Ce texte, écrit en latin était inséré vers la fin du « Livre des deux principes », dans un manuscrit de la ville de Florence[1]. Il semble postérieur au rituel occitan de Lyon qu’il semble amplifier. À ce titre, peut-être a-t-il été écrit directement par les Cathares réfugiés en Italie.
Le présent document est une traduction de René Nelli publié dans le recueil « Écritures cathares » publié par les éditions du Rocher dans une édition actualisée et augmentée par Anne Brenon en 1995. Pour respecter le droit des auteurs je ne vous livrerai ni la préface, ni les notices que vous trouverez dans le livre. J’espère qu’en ne publiant que la traduction je ne causerai aucun tort à personne et je permettrai à tous d’accéder à cet ouvrage essentiel à la compréhension de la doctrine cathare.

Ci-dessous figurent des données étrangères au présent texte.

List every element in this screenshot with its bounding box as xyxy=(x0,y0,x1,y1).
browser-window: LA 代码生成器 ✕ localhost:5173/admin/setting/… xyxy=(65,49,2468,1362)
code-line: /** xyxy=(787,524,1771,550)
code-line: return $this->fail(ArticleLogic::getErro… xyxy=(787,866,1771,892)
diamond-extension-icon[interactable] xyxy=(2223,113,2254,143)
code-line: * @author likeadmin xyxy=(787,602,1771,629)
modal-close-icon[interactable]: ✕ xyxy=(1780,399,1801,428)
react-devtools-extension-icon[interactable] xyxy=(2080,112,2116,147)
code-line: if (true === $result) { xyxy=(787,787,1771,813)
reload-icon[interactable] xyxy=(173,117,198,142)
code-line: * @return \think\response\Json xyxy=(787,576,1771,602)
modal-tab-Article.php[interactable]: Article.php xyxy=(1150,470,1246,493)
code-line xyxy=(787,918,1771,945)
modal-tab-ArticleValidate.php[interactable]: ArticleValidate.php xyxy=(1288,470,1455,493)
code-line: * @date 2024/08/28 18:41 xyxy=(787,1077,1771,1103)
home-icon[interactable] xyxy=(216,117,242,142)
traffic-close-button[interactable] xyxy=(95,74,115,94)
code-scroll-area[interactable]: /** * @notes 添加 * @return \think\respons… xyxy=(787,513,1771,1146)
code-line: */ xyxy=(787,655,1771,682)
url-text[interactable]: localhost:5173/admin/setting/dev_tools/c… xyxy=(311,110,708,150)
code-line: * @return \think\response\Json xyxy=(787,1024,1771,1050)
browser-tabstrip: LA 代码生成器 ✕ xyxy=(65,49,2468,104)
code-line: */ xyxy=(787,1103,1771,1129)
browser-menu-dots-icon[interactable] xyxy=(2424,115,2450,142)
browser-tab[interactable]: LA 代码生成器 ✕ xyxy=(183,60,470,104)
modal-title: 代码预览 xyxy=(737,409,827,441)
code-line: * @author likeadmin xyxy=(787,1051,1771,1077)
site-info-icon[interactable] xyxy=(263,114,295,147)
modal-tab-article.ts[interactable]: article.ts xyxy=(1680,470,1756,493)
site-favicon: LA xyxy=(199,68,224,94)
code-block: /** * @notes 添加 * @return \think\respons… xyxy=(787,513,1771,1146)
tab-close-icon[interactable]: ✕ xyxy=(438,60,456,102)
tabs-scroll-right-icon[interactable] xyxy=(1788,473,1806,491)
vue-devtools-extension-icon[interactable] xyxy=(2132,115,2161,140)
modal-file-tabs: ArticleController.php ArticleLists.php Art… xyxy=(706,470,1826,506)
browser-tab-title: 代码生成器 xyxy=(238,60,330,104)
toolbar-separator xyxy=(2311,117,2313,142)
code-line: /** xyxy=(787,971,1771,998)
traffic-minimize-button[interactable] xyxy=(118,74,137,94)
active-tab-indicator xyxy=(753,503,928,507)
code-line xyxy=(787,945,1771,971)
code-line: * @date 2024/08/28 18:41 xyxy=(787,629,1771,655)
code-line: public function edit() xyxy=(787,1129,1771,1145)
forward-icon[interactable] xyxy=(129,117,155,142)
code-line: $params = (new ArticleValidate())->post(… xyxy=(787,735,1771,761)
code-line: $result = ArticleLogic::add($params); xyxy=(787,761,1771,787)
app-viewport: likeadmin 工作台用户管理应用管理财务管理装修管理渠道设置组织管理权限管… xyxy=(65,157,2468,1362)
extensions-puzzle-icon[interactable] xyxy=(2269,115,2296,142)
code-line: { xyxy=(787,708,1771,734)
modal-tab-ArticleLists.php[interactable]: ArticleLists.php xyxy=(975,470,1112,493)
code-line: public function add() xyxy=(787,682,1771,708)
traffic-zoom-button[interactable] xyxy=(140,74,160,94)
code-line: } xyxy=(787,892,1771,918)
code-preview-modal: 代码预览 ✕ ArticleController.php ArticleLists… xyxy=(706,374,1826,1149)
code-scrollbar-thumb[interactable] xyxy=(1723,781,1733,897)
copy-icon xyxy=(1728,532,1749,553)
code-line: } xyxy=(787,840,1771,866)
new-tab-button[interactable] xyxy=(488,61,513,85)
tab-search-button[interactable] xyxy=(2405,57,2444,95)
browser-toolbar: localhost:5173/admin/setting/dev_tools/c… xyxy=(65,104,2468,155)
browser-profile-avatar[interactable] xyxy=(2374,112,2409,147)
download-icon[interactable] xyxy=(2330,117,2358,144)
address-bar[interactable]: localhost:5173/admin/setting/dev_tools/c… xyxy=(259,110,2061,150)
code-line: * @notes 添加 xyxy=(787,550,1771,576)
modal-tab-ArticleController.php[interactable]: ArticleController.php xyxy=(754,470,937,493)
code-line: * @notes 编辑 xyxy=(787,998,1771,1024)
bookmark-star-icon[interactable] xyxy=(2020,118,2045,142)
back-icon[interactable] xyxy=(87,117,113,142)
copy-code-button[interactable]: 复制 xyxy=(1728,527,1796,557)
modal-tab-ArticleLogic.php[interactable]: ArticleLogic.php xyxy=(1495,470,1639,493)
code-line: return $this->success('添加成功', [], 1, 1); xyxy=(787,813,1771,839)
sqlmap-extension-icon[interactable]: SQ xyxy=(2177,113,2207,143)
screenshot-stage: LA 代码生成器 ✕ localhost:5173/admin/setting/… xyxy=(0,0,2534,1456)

Je me suis également appuyé sur le travail de Déodat Roché, publié dans l’Église romaine et les Cathares albigeois, aux éditions Cahiers d’études cathares – 1957 – Narbonne.
1. Tradition de la sainte Oraison
« Viennent ensuite les mots : Donnez-nous aujourd’hui : c’est-à-dire en ce temps de grâce ou : pendant que nous sommes dans cette vie temporelle, donnez-nous votre force (virtutem) ; afin que nous puissions accomplir la loi de votre fils Jésus-Christ[2]. »
Mon analyse :
Interprétation intéressante qui met le croyant dans une position active et non pas simplement réceptive de la grâce divine. Certes, c’est Dieu seul qui peut donner la grâce mais en réclamant les conditions de son application, le croyant participe.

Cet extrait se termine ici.